= Cornelius Schwehr =

Cornelius Schwehr (born 23 December 1953) in Freiburg im Breisgau is a German composer.

== Career ==
From 1971 to 1975 he took composition lessons with Walter Heck in Freiburg. This was followed by studies from 1975 to 1981 in music theory with Peter Förtig, composition with Klaus Huber and guitar at the Hochschule für Musik Freiburg. From 1981 to 1983 he studied composition with Helmut Lachenmann at the State University of Music and Performing Arts Stuttgart. From 1981 to 1995 he was a lecturer in Freiburg, Karlsruhe and at the Zurich University of the Arts. He was a scholarship holder of the Heinrich Strobel Foundation and the Kunststiftung Baden-Württemberg. Since 1995, he has been a professor of composition, music theory, and the writing of films scores at the Freiburg Musikhochschule.

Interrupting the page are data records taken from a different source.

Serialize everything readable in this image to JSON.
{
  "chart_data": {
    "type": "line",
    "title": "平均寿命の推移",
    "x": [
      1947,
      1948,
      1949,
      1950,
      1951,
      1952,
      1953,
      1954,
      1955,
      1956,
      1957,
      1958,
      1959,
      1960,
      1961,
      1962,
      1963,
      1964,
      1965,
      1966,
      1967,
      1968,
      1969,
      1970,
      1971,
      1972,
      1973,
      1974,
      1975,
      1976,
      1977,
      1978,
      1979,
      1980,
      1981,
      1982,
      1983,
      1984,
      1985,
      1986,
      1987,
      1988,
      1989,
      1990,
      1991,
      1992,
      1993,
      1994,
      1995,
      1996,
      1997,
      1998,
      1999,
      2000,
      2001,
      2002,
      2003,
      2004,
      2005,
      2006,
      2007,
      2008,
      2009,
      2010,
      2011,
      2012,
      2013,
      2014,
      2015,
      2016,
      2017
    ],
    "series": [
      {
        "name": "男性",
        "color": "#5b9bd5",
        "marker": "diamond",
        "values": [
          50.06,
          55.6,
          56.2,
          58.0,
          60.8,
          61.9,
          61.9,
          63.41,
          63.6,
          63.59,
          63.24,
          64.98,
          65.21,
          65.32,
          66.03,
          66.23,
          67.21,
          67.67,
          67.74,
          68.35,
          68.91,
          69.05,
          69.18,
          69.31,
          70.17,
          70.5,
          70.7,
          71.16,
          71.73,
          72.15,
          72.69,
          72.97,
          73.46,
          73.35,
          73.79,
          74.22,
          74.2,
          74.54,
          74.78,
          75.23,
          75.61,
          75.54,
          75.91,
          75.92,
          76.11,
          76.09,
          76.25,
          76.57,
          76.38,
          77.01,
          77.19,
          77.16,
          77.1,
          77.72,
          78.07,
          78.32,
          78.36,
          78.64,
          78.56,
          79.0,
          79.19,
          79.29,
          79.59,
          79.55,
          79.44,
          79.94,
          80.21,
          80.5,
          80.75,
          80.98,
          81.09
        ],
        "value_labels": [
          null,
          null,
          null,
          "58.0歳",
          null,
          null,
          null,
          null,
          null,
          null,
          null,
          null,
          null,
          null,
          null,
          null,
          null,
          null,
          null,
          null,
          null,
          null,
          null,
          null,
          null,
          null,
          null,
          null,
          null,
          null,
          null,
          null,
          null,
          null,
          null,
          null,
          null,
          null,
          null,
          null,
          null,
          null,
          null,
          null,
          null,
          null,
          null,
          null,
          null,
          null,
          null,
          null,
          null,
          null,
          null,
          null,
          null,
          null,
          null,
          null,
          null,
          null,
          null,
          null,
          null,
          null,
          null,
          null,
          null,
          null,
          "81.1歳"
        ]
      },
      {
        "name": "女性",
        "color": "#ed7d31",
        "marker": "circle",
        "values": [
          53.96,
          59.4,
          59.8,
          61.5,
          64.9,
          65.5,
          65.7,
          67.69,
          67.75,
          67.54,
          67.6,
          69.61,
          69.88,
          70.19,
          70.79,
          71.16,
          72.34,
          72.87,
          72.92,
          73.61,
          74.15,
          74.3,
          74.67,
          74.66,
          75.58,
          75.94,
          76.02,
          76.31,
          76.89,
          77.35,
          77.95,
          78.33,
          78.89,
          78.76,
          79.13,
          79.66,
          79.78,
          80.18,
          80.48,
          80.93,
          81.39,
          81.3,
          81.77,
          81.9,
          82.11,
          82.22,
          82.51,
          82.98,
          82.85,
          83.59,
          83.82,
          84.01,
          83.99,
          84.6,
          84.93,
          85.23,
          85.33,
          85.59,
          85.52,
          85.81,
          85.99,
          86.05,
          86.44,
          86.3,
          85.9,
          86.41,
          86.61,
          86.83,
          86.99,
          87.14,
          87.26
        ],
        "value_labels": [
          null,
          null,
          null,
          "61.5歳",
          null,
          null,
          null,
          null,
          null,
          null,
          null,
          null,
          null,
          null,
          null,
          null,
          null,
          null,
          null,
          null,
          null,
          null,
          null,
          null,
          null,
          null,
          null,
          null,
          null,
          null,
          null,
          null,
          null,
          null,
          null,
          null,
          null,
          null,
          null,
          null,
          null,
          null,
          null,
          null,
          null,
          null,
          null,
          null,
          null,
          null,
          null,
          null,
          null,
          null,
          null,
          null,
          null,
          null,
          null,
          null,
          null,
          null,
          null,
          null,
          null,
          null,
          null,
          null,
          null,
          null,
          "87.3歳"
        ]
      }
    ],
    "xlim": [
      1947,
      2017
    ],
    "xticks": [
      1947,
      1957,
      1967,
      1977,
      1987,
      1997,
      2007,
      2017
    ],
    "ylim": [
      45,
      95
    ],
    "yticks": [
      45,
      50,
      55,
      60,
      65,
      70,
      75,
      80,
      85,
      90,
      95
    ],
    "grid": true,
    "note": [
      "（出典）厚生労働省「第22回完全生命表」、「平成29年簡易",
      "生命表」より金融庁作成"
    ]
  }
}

Over his career, he has composed many musical works for different settings and instruments.

On behalf of ZDF/ARTE, he composed a new film score for the silent film Der müde Tod by Fritz Lang, which premiered in 2016 and was broadcast on ARTE.

Since 2009 he has been a member of the Academy of Arts, Berlin.

== Awards ==
- FilmArtFestival Mecklenburg-Pomerania: Best music and sound design for Age of Cannibals.